And printer manufacturers wonder why people hate printers.
While offices are certainly not going paperless, more and more people are printing less and less paper from their computers at home. And I think most of the reason for that is that the printers available for the SOHO and home market are getting worse and worse to just "turn on and use", and are getting more expensive to use.
I picked up a Lexmark X4875 wireless network printer/scanner at the office supply store a few weeks ago, and finally set it up this evening.
My impression? Disappointed. They are full of fail.
There are times where I want to teach lessons to companies, project managers, and developers with a tire iron. This is one of those times.

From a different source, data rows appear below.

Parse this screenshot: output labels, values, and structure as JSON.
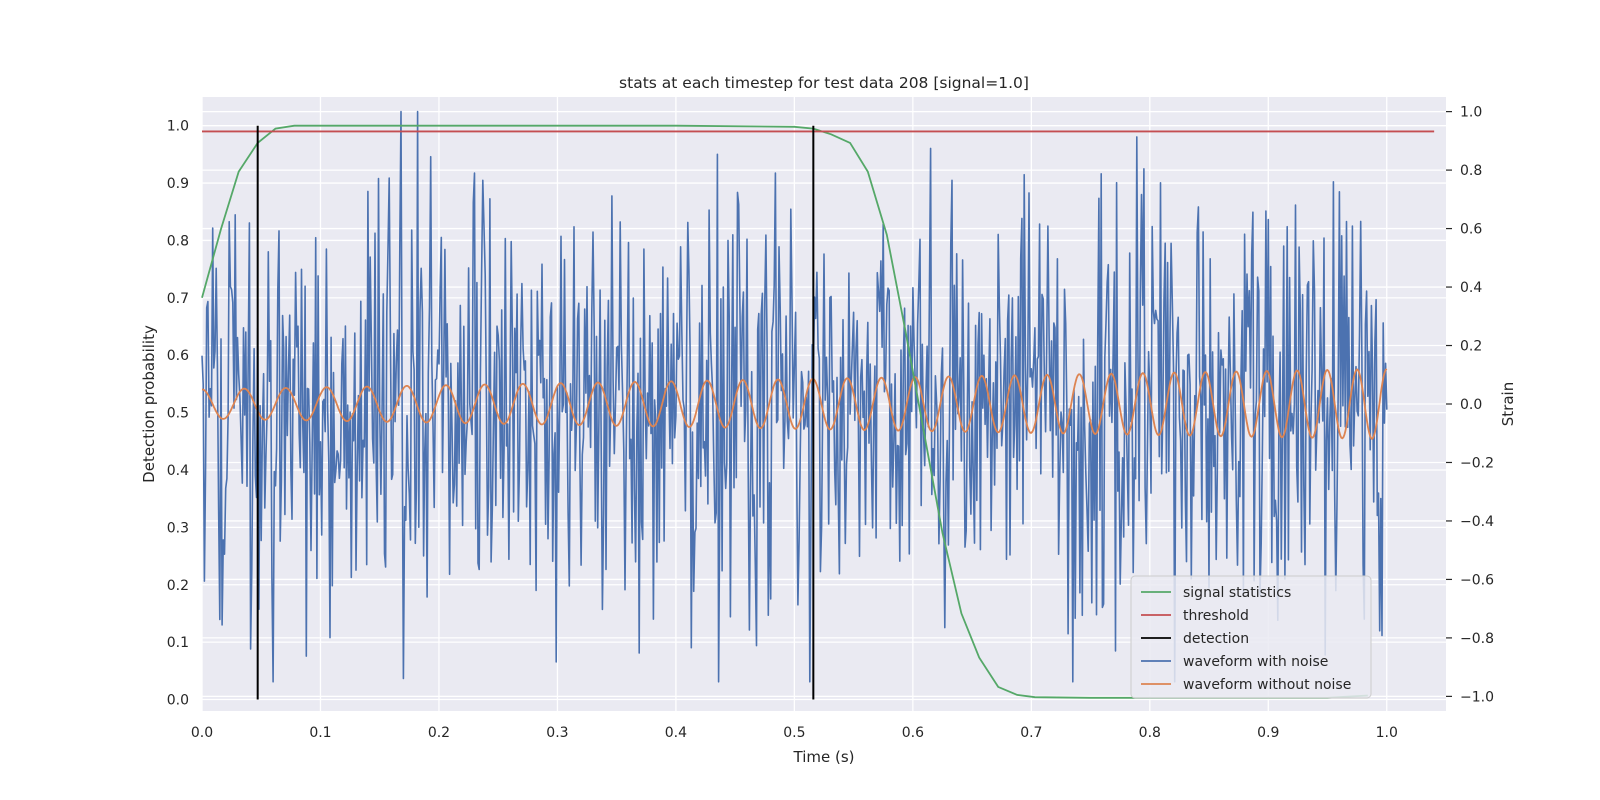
{
  "chart_data": {
    "type": "line",
    "title": "stats at each timestep for test data 208 [signal=1.0]",
    "xlabel": "Time (s)",
    "ylabel": "Detection probability",
    "y2label": "Strain",
    "xlim": [
      0.0,
      1.05
    ],
    "ylim": [
      -0.02,
      1.05
    ],
    "y2lim": [
      -1.05,
      1.05
    ],
    "xticks": [
      "0.0",
      "0.1",
      "0.2",
      "0.3",
      "0.4",
      "0.5",
      "0.6",
      "0.7",
      "0.8",
      "0.9",
      "1.0"
    ],
    "yticks": [
      "0.0",
      "0.1",
      "0.2",
      "0.3",
      "0.4",
      "0.5",
      "0.6",
      "0.7",
      "0.8",
      "0.9",
      "1.0"
    ],
    "y2ticks": [
      "−1.0",
      "−0.8",
      "−0.6",
      "−0.4",
      "−0.2",
      "0.0",
      "0.2",
      "0.4",
      "0.6",
      "0.8",
      "1.0"
    ],
    "grid": true,
    "legend_position": "bottom-right",
    "colors": {
      "signal_statistics": "#55a868",
      "threshold": "#c44e52",
      "detection": "#000000",
      "waveform_with_noise": "#4c72b0",
      "waveform_without_noise": "#dd8452",
      "plot_background": "#eaeaf2",
      "grid": "#ffffff"
    },
    "series": [
      {
        "name": "signal statistics",
        "axis": "left",
        "x": [
          0.0,
          0.016,
          0.031,
          0.047,
          0.062,
          0.078,
          0.1,
          0.2,
          0.3,
          0.4,
          0.5,
          0.516,
          0.531,
          0.547,
          0.562,
          0.578,
          0.594,
          0.609,
          0.625,
          0.641,
          0.656,
          0.672,
          0.688,
          0.703,
          0.75,
          0.8,
          0.85,
          0.9,
          0.95,
          0.984
        ],
        "y": [
          0.7,
          0.82,
          0.92,
          0.97,
          0.995,
          1.0,
          1.0,
          1.0,
          1.0,
          1.0,
          0.998,
          0.995,
          0.985,
          0.97,
          0.92,
          0.81,
          0.64,
          0.47,
          0.29,
          0.15,
          0.073,
          0.022,
          0.008,
          0.004,
          0.003,
          0.003,
          0.003,
          0.003,
          0.003,
          0.007
        ]
      },
      {
        "name": "threshold",
        "axis": "left",
        "x": [
          0.0,
          1.04
        ],
        "y": [
          0.99,
          0.99
        ]
      },
      {
        "name": "detection",
        "axis": "left",
        "segments": [
          {
            "x": 0.047,
            "y": [
              0.0,
              1.0
            ]
          },
          {
            "x": 0.516,
            "y": [
              0.0,
              1.0
            ]
          }
        ]
      },
      {
        "name": "waveform with noise",
        "axis": "right",
        "x_range": [
          0.0,
          1.0
        ],
        "amplitude_range": [
          -0.95,
          1.0
        ]
      },
      {
        "name": "waveform without noise",
        "axis": "right",
        "x_range": [
          0.0,
          1.0
        ],
        "cycles": 34,
        "amplitude_start": 0.05,
        "amplitude_end": 0.12
      }
    ]
  }
}
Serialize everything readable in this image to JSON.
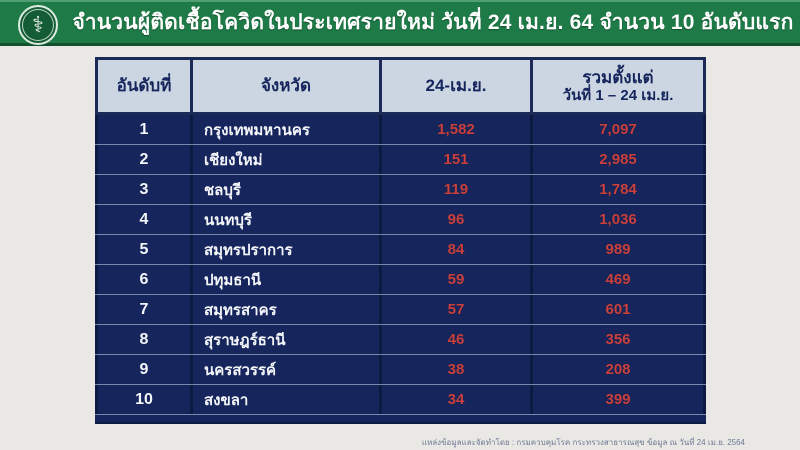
{
  "page": {
    "title": "จำนวนผู้ติดเชื้อโควิดในประเทศรายใหม่ วันที่ 24 เม.ย. 64 จำนวน 10 อันดับแรก",
    "logo_icon": "⚕",
    "caption": "แหล่งข้อมูลและจัดทำโดย : กรมควบคุมโรค กระทรวงสาธารณสุข ข้อมูล ณ วันที่ 24 เม.ย. 2564"
  },
  "colors": {
    "title_bar_green": "#1e7b47",
    "table_navy": "#16265c",
    "header_cell_blue": "#ccd6e3",
    "value_red": "#c9403f",
    "page_background": "#e9e8e4"
  },
  "table": {
    "headers": {
      "rank": "อันดับที่",
      "province": "จังหวัด",
      "daily": "24-เม.ย.",
      "total_line1": "รวมตั้งแต่",
      "total_line2": "วันที่ 1 – 24 เม.ย."
    },
    "rows": [
      {
        "rank": "1",
        "province": "กรุงเทพมหานคร",
        "daily": "1,582",
        "total": "7,097"
      },
      {
        "rank": "2",
        "province": "เชียงใหม่",
        "daily": "151",
        "total": "2,985"
      },
      {
        "rank": "3",
        "province": "ชลบุรี",
        "daily": "119",
        "total": "1,784"
      },
      {
        "rank": "4",
        "province": "นนทบุรี",
        "daily": "96",
        "total": "1,036"
      },
      {
        "rank": "5",
        "province": "สมุทรปราการ",
        "daily": "84",
        "total": "989"
      },
      {
        "rank": "6",
        "province": "ปทุมธานี",
        "daily": "59",
        "total": "469"
      },
      {
        "rank": "7",
        "province": "สมุทรสาคร",
        "daily": "57",
        "total": "601"
      },
      {
        "rank": "8",
        "province": "สุราษฎร์ธานี",
        "daily": "46",
        "total": "356"
      },
      {
        "rank": "9",
        "province": "นครสวรรค์",
        "daily": "38",
        "total": "208"
      },
      {
        "rank": "10",
        "province": "สงขลา",
        "daily": "34",
        "total": "399"
      }
    ]
  },
  "chart_data": {
    "type": "table",
    "title": "จำนวนผู้ติดเชื้อโควิดในประเทศรายใหม่ วันที่ 24 เม.ย. 64 จำนวน 10 อันดับแรก",
    "columns": [
      "อันดับที่",
      "จังหวัด",
      "24-เม.ย.",
      "รวมตั้งแต่วันที่ 1 – 24 เม.ย."
    ],
    "rows": [
      [
        1,
        "กรุงเทพมหานคร",
        1582,
        7097
      ],
      [
        2,
        "เชียงใหม่",
        151,
        2985
      ],
      [
        3,
        "ชลบุรี",
        119,
        1784
      ],
      [
        4,
        "นนทบุรี",
        96,
        1036
      ],
      [
        5,
        "สมุทรปราการ",
        84,
        989
      ],
      [
        6,
        "ปทุมธานี",
        59,
        469
      ],
      [
        7,
        "สมุทรสาคร",
        57,
        601
      ],
      [
        8,
        "สุราษฎร์ธานี",
        46,
        356
      ],
      [
        9,
        "นครสวรรค์",
        38,
        208
      ],
      [
        10,
        "สงขลา",
        34,
        399
      ]
    ]
  }
}
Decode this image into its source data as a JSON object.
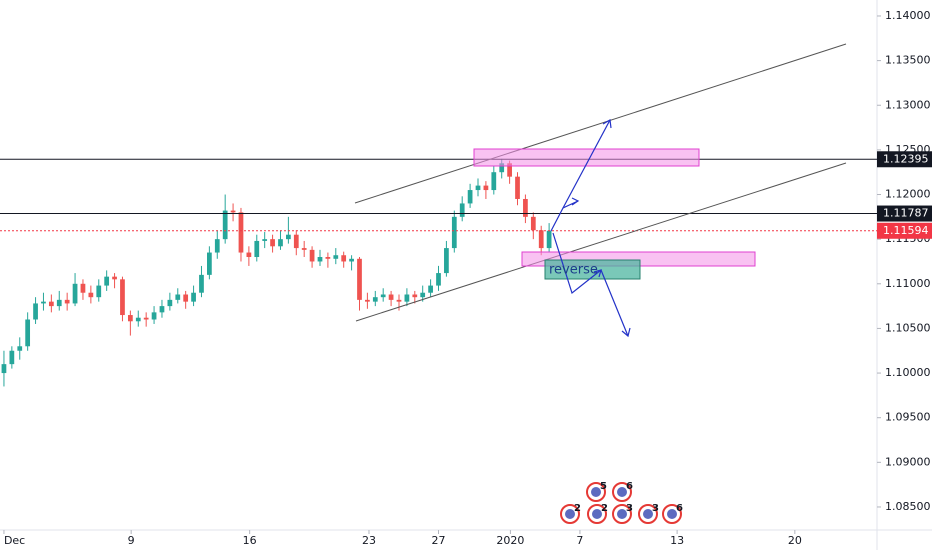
{
  "chart_data": {
    "type": "candlestick",
    "x": [
      0,
      1,
      2,
      3,
      4,
      5,
      6,
      7,
      8,
      9,
      10,
      11,
      12,
      13,
      14,
      15,
      16,
      17,
      18,
      19,
      20,
      21,
      22,
      23,
      24,
      25,
      26,
      27,
      28,
      29,
      30,
      31,
      32,
      33,
      34,
      35,
      36,
      37,
      38,
      39,
      40,
      41,
      42,
      43,
      44,
      45,
      46,
      47,
      48,
      49,
      50,
      51,
      52,
      53,
      54,
      55,
      56,
      57,
      58,
      59,
      60,
      61,
      62,
      63,
      64,
      65,
      66,
      67,
      68,
      69
    ],
    "open": [
      1.1,
      1.101,
      1.1025,
      1.103,
      1.106,
      1.1078,
      1.108,
      1.1075,
      1.1082,
      1.1078,
      1.11,
      1.109,
      1.1085,
      1.1098,
      1.1108,
      1.1105,
      1.1065,
      1.1058,
      1.1062,
      1.106,
      1.1068,
      1.1075,
      1.1082,
      1.1088,
      1.108,
      1.109,
      1.111,
      1.1135,
      1.115,
      1.1182,
      1.118,
      1.1135,
      1.113,
      1.1148,
      1.115,
      1.1142,
      1.115,
      1.1155,
      1.114,
      1.1138,
      1.1125,
      1.113,
      1.1128,
      1.1132,
      1.1125,
      1.1128,
      1.1082,
      1.108,
      1.1085,
      1.1088,
      1.1082,
      1.108,
      1.1088,
      1.1085,
      1.109,
      1.1098,
      1.1112,
      1.114,
      1.1175,
      1.119,
      1.1205,
      1.121,
      1.1205,
      1.1225,
      1.1235,
      1.122,
      1.1195,
      1.1175,
      1.116,
      1.114
    ],
    "high": [
      1.1025,
      1.103,
      1.104,
      1.1068,
      1.1085,
      1.109,
      1.1088,
      1.1092,
      1.109,
      1.1112,
      1.1105,
      1.1098,
      1.1105,
      1.1115,
      1.1112,
      1.1108,
      1.107,
      1.107,
      1.1068,
      1.1075,
      1.1082,
      1.109,
      1.1095,
      1.1092,
      1.1098,
      1.112,
      1.1142,
      1.116,
      1.12,
      1.119,
      1.1185,
      1.1142,
      1.1155,
      1.1158,
      1.1155,
      1.116,
      1.1175,
      1.116,
      1.1148,
      1.1142,
      1.1138,
      1.1135,
      1.114,
      1.1136,
      1.1132,
      1.113,
      1.109,
      1.1092,
      1.1095,
      1.1092,
      1.1088,
      1.1095,
      1.1092,
      1.1098,
      1.1105,
      1.112,
      1.1148,
      1.1182,
      1.1198,
      1.1212,
      1.1218,
      1.1215,
      1.1232,
      1.124,
      1.1238,
      1.1225,
      1.12,
      1.118,
      1.1165,
      1.1168
    ],
    "low": [
      1.0985,
      1.1005,
      1.1015,
      1.1025,
      1.1055,
      1.107,
      1.1068,
      1.107,
      1.107,
      1.1075,
      1.1082,
      1.1078,
      1.108,
      1.1092,
      1.1095,
      1.1058,
      1.1042,
      1.1052,
      1.1052,
      1.1055,
      1.1062,
      1.107,
      1.1078,
      1.1072,
      1.1075,
      1.1085,
      1.1105,
      1.1128,
      1.1145,
      1.117,
      1.1125,
      1.112,
      1.1125,
      1.114,
      1.1135,
      1.1138,
      1.1145,
      1.1132,
      1.113,
      1.1118,
      1.112,
      1.1118,
      1.1122,
      1.1118,
      1.1115,
      1.107,
      1.1072,
      1.1075,
      1.108,
      1.1075,
      1.107,
      1.1075,
      1.1078,
      1.108,
      1.1085,
      1.1092,
      1.1108,
      1.1135,
      1.117,
      1.1185,
      1.1198,
      1.1195,
      1.12,
      1.1218,
      1.1212,
      1.1188,
      1.1168,
      1.115,
      1.1132,
      1.1135
    ],
    "close": [
      1.101,
      1.1025,
      1.103,
      1.106,
      1.1078,
      1.108,
      1.1075,
      1.1082,
      1.1078,
      1.11,
      1.109,
      1.1085,
      1.1098,
      1.1108,
      1.1105,
      1.1065,
      1.1058,
      1.1062,
      1.106,
      1.1068,
      1.1075,
      1.1082,
      1.1088,
      1.108,
      1.109,
      1.111,
      1.1135,
      1.115,
      1.1182,
      1.118,
      1.1135,
      1.113,
      1.1148,
      1.115,
      1.1142,
      1.115,
      1.1155,
      1.114,
      1.1138,
      1.1125,
      1.113,
      1.1128,
      1.1132,
      1.1125,
      1.1128,
      1.1082,
      1.108,
      1.1085,
      1.1088,
      1.1082,
      1.108,
      1.1088,
      1.1085,
      1.109,
      1.1098,
      1.1112,
      1.114,
      1.1175,
      1.119,
      1.1205,
      1.121,
      1.1205,
      1.1225,
      1.1235,
      1.122,
      1.1195,
      1.1175,
      1.116,
      1.114,
      1.11594
    ],
    "up_color": "#26a69a",
    "down_color": "#ef5350",
    "xlim": [
      -0.5,
      110.5
    ],
    "xticks": [
      {
        "value": 0,
        "label": "Dec"
      },
      {
        "value": 16.1,
        "label": "9"
      },
      {
        "value": 31.1,
        "label": "16"
      },
      {
        "value": 46.2,
        "label": "23"
      },
      {
        "value": 55,
        "label": "27"
      },
      {
        "value": 64.1,
        "label": "2020"
      },
      {
        "value": 72.9,
        "label": "7"
      },
      {
        "value": 85.2,
        "label": "13"
      },
      {
        "value": 100.1,
        "label": "20"
      }
    ],
    "ylim": [
      1.08242,
      1.14179
    ],
    "yticks": [
      {
        "value": 1.14,
        "label": "1.14000"
      },
      {
        "value": 1.135,
        "label": "1.13500"
      },
      {
        "value": 1.13,
        "label": "1.13000"
      },
      {
        "value": 1.125,
        "label": "1.12500"
      },
      {
        "value": 1.12,
        "label": "1.12000"
      },
      {
        "value": 1.115,
        "label": "1.11500"
      },
      {
        "value": 1.11,
        "label": "1.11000"
      },
      {
        "value": 1.105,
        "label": "1.10500"
      },
      {
        "value": 1.1,
        "label": "1.10000"
      },
      {
        "value": 1.095,
        "label": "1.09500"
      },
      {
        "value": 1.09,
        "label": "1.09000"
      },
      {
        "value": 1.085,
        "label": "1.08500"
      }
    ],
    "price_lines": [
      {
        "value": 1.12395,
        "color": "#131722",
        "style": "solid"
      },
      {
        "value": 1.11787,
        "color": "#131722",
        "style": "solid"
      },
      {
        "value": 1.11594,
        "color": "#f23645",
        "style": "dotted"
      }
    ],
    "annotation": "reverse",
    "event_counts": [
      5,
      6,
      2,
      2,
      3,
      3,
      6
    ]
  }
}
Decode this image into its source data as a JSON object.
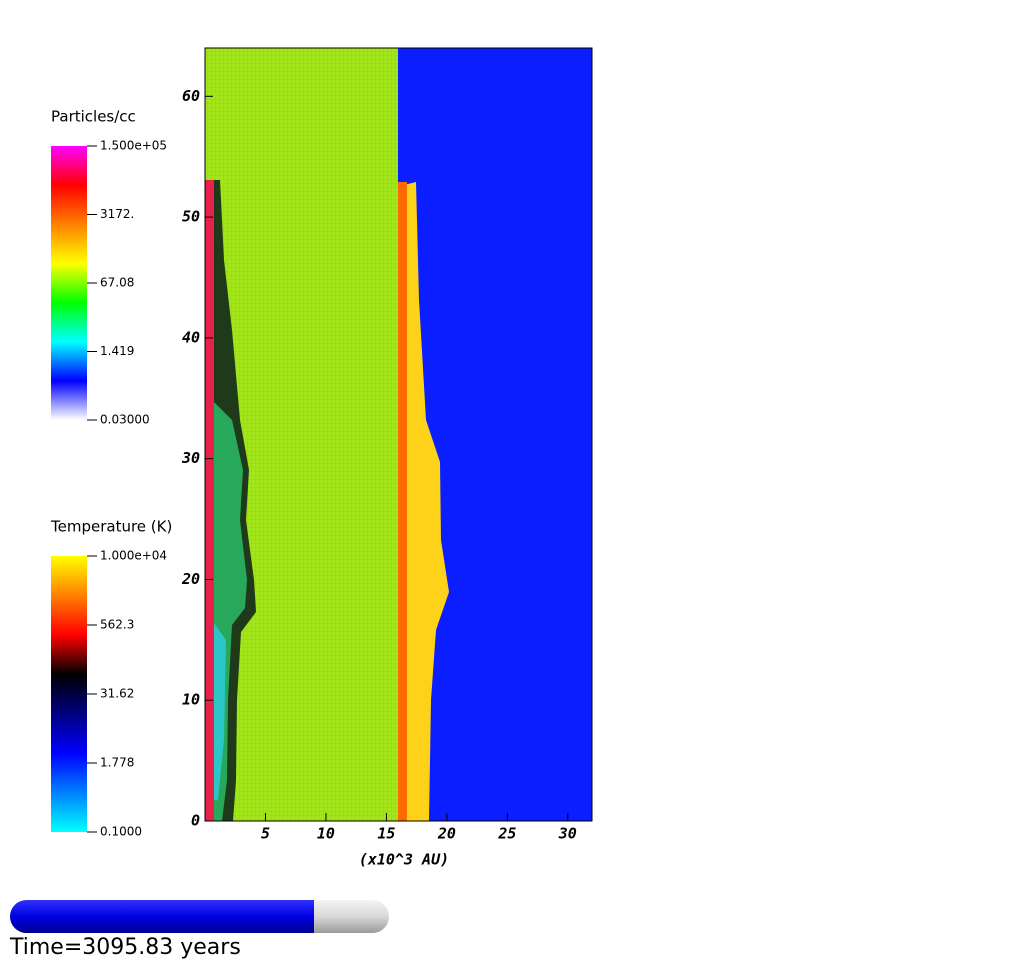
{
  "chart_data": {
    "type": "field",
    "xlabel": "(x10^3 AU)",
    "xlim": [
      0,
      32
    ],
    "xticks": [
      5,
      10,
      15,
      20,
      25,
      30
    ],
    "ylim": [
      0,
      64
    ],
    "yticks": [
      0,
      10,
      20,
      30,
      40,
      50,
      60
    ],
    "colorbars": [
      {
        "title": "Particles/cc",
        "scale": "log",
        "range": [
          0.03,
          150000
        ],
        "colors": [
          "#ffffff",
          "#0000ff",
          "#00ffff",
          "#00ff00",
          "#ffff00",
          "#ff8000",
          "#ff0000",
          "#ff00ff"
        ],
        "ticks": [
          {
            "value": 150000,
            "label": "1.500e+05"
          },
          {
            "value": 3172,
            "label": "3172."
          },
          67.08,
          1.419,
          {
            "value": 0.03,
            "label": "0.03000"
          }
        ]
      },
      {
        "title": "Temperature (K)",
        "scale": "log",
        "range": [
          0.1,
          10000
        ],
        "colors": [
          "#00ffff",
          "#0080ff",
          "#0000ff",
          "#000080",
          "#000000",
          "#ff0000",
          "#ff8000",
          "#ffff00"
        ],
        "ticks": [
          {
            "value": 10000,
            "label": "1.000e+04"
          },
          562.3,
          31.62,
          1.778,
          {
            "value": 0.1,
            "label": "0.1000"
          }
        ]
      }
    ],
    "time_label": "Time=3095.83 years"
  }
}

Setting this thing up involved using a "Setup CD" that just installed a third of a gig of crap on my laptop. How much should it have needed to install?
ZERO!
The correct way to have done this should have involved merely turning on the printer, and then via its own buttons and screen, selected the local wireless network and entered the key. At which point it starts a completely standard IPP network print server, and advertises itself via zeroconf, bonjour for the mac users, and upnp for the windows users. Done. Zero footprint, anyone in the wireless network can immediately start printing to it.
What did it do instead? Installed a steaming pile of junk software on my laptop, as well as a host-side rendering driver (instead of having postscript in the printer). It asked for my laptop's root admin password. TWICE. And with all that, it still did not actually add the printer to the list of available printers. I have to manually do that, and in a manner that will, to use the standard phrase, confuse the heck out of Aunt Tilly.
Morons.
Well, you ask, surely it needed to install software for the scanner portion? No, no it did not. The Right Way to do that would be to run a small web server on the device, and then just let me connect to it using the existing "Browse network scanner via Bonjour" software that is already part of MacOS.
Well, small favors, at least the installer and drivers are not Windows only.
Still, I'm angry. This could have been a literally "turn it on and go" device, that somebody's Aunt Tilley could turn on and use, and any guest in the house can use without special help. Instead they made it annoyingly complex, for no good reason, and didn't even do the few actually useful things they could have done when invading my laptop, such as actually configuring the local printer setup, or pulling the wireless key out of the mac's keychain.
It gets worse.
The printer driver it installed doesn't actually work with MacOS 10.5. And even tho the installation process could have looked up my laptop's OS version, and it knew my laptop was on the net, it never bothered to check that, or check if there was a new driver and possibly new firmware on Lexmark's website. And it never figured out while installing the non-working one that it, well, wasn't working.
And even tho the webserver that's running on the printer has a number of links into Lexmark's site, that have the printer's part number encoded into the URL, so that the site should know immediately what printer and what host OS is of interest to me, their site promptly forgot all that, and immedially demanded to know my language and country, which it can get from looking at HTTP headers and IP addresses, and then made my renavigate around telling it again what kind of printer and what kind of OS I am using.
Morons, but I repeat myself.
So now I'm downloading another 25MB dmg package. We will see what the next idiot indignity they heap on me is.
(updated)
The indignity is, now when I try to print, the application I'm trying to print from crashes. Every time.
At least this thing has an uninstaller. I don't quite trust it, but it should clean some of this crap up. Not all of it, it left behind the “ABBYY Fine Reader”.
Let's see if I can set it up as a generic IPP network printer.
It’s not appearing on the browse list, so it must not be running zeroconf bonjour. Another serious disappointment. So I try it by IP number. It installs, I can read ink levels out, and so forth, which tells me that the network connection is good and it had a PPD and such. But when I try to print, no paper comes out of the printer, and the Mac printer queue dialog just says "Network host 'XXXX' is busy; will retry..."
Complete fail. I'm returning it to the store.
The ancient HPLJ with the old network print server stuck to it will be good enough for printing boarding passes,. And when I need to scan and fax a contract, I will just walk down to Kinkos.